A near-balanced budget and strong but low growth will see Germany maintain its status as Europe’s economic strongman in 2013 — despite high unemployment levels.
The economy powered through the first two years of the Eurozone’s sovereign debt crisis, posting 4.2 per cent growth in 2010 and 3 per cent last year, at a time when some of its peers were seeking bailouts and others were grinding to a complete halt.
But the bloc’s woes have finally caught up with Germany and economic growth is now seen at just 1 per cent next year. “The good news is Germany is standing its ground despite all global economic turmoil and remains on track for growth,” German Economy Minister Philipp Roesler said, after the government announced it would see growth at just 1 per cent next year. “Germany is navigating stormy waters because of the European sovereign debt crisis and an economic weakening in emerging nations in Asia and Latin America,” he added.
Even as Berlin urges other countries to slash deficits as a response to the Eurozone debt crisis, it looks set to balance its federal budget by 2014, says German Finance Minister Wolfgang Schaeuble.
In an opinion article for the German daily Der Tagesspiegel am Sonntag, Schaeuble wrote, “Germany will already this year lower its deficit to below 0.5 per cent of gross domestic product [GDP] and from 2014 have a balanced budget again.” He said the deficit would be nearly balanced by 2013. “Reducing debt is one of the most important political tasks both in Germany and in many other countries. The German people are rightly demanding this with great force.”
Germany has previously committed to balancing its budget by 2016. Last year, the German public deficit stood at 1 per cent of output, well below the 3 per cent ceiling imposed by the European Union.
The country has come under fire for concentrating too hard on reducing its deficit and not enough on promoting growth that could help its Eurozone trading partners.
But with the German economy, Europe’s largest, until now proving largely resistant to the crisis, Schaeuble rejected such claims. “It is important for the European and the world economy that the German economic motor does not sputter or stall.
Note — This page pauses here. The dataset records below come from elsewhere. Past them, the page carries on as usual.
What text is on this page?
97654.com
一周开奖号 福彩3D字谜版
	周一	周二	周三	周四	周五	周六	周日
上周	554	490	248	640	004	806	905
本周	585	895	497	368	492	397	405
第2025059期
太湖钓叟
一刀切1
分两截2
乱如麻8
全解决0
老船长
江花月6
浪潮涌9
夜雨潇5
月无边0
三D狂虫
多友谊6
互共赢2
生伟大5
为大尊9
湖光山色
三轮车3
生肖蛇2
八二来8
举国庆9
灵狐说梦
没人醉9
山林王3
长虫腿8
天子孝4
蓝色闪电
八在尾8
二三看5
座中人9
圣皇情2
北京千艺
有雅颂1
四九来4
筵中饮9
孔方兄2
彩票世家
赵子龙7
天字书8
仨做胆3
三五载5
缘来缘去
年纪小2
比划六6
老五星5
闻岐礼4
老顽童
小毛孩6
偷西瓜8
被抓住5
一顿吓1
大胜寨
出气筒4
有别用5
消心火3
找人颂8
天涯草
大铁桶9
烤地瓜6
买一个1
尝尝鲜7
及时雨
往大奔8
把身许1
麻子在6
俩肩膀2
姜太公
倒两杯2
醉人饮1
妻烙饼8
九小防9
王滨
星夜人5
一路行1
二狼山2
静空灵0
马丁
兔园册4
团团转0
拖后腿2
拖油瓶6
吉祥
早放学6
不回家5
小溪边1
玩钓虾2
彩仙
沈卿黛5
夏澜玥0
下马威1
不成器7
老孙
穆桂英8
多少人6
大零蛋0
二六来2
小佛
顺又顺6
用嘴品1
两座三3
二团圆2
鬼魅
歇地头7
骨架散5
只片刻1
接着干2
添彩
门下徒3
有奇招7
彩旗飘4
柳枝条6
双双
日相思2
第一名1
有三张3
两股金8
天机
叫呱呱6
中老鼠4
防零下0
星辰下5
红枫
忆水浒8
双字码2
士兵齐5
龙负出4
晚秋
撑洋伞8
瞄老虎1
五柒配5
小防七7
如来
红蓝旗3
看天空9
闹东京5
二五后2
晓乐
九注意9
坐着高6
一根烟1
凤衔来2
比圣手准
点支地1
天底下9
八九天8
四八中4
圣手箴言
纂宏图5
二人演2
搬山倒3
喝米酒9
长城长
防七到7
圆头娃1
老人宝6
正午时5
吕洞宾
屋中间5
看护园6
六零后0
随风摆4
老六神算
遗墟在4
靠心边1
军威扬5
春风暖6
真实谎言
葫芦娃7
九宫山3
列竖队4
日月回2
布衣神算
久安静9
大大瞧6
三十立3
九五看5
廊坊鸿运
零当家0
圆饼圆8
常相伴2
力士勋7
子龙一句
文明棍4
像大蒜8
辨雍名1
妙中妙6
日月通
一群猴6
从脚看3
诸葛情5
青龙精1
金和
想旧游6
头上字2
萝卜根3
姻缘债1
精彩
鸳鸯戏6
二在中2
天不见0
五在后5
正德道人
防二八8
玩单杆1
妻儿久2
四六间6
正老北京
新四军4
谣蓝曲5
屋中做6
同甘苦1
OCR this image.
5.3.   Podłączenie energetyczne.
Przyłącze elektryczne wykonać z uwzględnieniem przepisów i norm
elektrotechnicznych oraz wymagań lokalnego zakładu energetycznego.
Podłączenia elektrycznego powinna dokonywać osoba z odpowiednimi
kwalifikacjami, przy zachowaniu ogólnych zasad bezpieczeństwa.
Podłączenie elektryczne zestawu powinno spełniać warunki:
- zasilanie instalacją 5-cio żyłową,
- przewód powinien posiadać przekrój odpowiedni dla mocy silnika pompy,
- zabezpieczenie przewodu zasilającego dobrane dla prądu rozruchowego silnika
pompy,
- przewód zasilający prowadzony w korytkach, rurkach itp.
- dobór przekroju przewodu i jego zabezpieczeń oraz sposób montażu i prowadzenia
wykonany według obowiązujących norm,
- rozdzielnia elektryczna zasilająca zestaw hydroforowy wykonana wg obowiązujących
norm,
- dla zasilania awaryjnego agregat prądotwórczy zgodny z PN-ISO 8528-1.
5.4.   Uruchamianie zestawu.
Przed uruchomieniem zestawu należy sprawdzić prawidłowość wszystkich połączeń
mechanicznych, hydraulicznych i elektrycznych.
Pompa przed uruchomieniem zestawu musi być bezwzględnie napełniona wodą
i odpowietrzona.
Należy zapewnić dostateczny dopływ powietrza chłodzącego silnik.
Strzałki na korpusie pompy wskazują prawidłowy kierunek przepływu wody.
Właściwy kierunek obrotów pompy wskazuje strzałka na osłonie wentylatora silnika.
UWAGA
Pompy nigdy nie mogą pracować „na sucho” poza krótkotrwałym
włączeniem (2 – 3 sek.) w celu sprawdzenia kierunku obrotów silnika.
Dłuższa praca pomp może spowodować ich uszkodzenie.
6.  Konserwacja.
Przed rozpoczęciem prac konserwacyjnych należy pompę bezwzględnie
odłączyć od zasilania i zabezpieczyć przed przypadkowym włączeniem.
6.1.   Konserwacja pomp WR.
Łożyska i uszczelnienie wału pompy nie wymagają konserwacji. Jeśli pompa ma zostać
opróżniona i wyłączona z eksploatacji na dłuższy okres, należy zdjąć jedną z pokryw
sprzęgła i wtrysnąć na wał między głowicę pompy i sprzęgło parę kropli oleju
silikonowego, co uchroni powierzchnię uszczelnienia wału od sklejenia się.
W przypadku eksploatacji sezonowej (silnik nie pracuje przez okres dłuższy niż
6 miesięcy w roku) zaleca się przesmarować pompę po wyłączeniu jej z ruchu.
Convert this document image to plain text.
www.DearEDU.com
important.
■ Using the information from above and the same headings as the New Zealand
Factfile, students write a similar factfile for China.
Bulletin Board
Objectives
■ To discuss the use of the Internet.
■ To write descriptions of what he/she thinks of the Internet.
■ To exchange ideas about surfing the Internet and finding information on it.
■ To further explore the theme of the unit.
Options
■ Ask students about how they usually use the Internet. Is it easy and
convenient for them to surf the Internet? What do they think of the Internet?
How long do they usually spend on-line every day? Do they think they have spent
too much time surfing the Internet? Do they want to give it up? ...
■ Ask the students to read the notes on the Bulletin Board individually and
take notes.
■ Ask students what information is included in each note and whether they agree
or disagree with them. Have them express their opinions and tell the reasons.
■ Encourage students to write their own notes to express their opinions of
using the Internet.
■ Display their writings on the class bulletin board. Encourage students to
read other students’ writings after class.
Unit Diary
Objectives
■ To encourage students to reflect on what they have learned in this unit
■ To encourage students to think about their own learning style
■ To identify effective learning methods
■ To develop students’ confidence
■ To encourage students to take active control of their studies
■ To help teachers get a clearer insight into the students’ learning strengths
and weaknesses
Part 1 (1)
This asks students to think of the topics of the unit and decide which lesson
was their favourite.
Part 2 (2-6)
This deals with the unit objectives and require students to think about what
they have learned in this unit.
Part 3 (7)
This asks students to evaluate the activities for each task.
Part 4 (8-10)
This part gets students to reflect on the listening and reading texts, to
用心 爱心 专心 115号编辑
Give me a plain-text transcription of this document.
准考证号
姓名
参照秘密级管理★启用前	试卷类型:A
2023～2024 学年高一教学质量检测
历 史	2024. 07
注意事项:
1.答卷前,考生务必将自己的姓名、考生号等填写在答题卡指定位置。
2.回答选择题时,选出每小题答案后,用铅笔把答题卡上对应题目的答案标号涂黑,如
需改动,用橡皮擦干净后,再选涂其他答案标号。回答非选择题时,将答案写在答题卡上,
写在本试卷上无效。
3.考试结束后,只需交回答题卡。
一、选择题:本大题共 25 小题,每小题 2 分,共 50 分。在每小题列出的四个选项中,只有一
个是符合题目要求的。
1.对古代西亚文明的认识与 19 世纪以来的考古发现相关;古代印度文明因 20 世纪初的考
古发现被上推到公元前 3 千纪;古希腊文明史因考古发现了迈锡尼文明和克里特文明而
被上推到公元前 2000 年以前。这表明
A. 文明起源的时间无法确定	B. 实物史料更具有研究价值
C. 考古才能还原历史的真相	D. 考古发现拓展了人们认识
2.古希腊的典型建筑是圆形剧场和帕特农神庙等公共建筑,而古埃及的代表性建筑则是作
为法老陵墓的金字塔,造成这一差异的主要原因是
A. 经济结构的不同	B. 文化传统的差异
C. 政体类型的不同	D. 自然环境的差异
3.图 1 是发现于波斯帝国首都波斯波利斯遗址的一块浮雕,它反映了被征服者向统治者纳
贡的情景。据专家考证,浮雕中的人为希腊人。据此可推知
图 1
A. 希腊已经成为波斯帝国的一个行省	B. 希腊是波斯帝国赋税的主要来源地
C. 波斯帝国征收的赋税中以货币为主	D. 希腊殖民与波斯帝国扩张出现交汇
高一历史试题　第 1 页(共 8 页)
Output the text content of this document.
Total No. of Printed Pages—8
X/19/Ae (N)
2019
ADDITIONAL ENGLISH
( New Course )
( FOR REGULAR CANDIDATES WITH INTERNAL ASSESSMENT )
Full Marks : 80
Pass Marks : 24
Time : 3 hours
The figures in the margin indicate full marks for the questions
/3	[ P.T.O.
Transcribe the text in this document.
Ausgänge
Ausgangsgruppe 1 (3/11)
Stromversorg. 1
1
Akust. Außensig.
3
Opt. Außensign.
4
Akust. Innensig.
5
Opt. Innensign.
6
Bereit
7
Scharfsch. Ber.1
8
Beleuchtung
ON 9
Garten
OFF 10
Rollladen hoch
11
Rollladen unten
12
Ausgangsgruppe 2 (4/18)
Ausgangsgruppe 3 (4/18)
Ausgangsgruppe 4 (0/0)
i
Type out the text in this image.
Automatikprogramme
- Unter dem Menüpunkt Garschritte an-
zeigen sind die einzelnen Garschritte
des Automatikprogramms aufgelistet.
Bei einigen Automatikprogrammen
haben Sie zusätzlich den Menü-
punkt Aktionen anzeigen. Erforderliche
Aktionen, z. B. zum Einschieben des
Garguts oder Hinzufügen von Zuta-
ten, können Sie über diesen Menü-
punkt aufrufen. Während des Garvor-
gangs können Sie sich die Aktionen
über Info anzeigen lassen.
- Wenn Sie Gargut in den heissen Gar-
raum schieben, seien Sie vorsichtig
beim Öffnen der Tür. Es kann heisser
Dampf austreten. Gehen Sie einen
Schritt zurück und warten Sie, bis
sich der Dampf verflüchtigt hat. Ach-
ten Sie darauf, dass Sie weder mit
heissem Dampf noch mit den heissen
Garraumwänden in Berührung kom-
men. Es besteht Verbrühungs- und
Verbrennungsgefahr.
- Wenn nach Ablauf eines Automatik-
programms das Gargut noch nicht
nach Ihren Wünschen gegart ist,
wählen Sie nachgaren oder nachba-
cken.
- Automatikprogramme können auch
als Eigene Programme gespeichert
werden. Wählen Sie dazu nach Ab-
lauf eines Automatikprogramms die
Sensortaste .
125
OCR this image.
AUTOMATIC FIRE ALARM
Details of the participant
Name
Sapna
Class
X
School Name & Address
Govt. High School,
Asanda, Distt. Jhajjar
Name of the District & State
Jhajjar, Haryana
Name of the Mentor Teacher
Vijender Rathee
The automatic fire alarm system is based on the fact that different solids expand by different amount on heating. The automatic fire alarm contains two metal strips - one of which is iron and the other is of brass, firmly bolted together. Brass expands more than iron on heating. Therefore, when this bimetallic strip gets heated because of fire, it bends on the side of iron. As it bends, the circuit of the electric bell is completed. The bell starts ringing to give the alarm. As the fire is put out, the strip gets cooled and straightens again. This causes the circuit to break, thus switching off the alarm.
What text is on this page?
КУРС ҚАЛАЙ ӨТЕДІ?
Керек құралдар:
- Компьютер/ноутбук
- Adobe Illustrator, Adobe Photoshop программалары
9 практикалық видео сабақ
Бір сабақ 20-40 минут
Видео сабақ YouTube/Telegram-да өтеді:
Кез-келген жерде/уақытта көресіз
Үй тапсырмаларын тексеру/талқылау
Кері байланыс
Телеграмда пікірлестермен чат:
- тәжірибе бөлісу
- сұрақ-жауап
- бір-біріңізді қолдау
The trend in recent years in Germany has shown that our policy of growth-friendly consolidation is working,” he wrote.
Germany’s export strength saved the currency bloc from falling into recession over the first six months of the year. Uncertainty about policymakers’ ability to curtail the crisis has resulted in companies postponing investment, and turmoil in Germany’s main trading partners could weigh on exports in the second half of the year.
Although the German economy will expand 0.9 per cent this year, according to International Monetary Fund’s projections, the central bank of Germany, Deutsche Bundesbank, warns that growth could grind to a standstill by the end of the year because of a slowing demand for exports. “There are increasing signs that a perceptible expansion of economic growth in the third quarter of 2012 will be followed by stagnation or even a slight decrease in GDP in the final quarter of the year,” the bank said in its October monthly report.
Germany managed to post 0.5 per cent growth in the first quarter, followed by 0.3 per cent in the second quarter, largely on the back of strong exports to America and China. Since the peak of the global financial crisis in early 2009, Germany’s economy has only contracted once, in the fourth quarter of 2011 when GDP fell by about 0.1 per cent.
Some German companies are compensating for weaker demand in Europe through sales to faster growing markets. Linde AG, the industrial gases maker that’s set to overtake Air Liquide SA to become the world’s biggest, yesterday reported third-quarter profit that beat analyst estimates after its > purchase of Lincare Holdings boosted sales in the US.
Volkswagen AG, Europe’s largest carmaker, said recently that it is expanding its line-up as it pursues its goal of becoming the world’s largest automaker by 2018. Growth in China and the US helped the company increase deliveries 9.7 per cent to 6.7 million vehicles in the first nine months of 2012.
European Central Bank (ECB) President Mario Draghi’s plan to buy government bonds to contain the debt crisis has also boosted investor confidence. Germany’s benchmark DAX share index has rallied more than 12 per cent from July to October.
“German businesses feel a little less insecure after the ECB stepped in to save the euro,” said David Milleker, Chief Economist at leading asset management company Union Investment GmbH in Frankfurt. “But the crisis hasn’t been solved yet and that’s why unemployment might continue to increase in the months to come.” Unemployment climbed twice as much as economists forecast in October. The number of people out of work rose a seasonally adjusted 20,000 from September to 2.94 million, the Federal Labour Agency in Nuremberg said.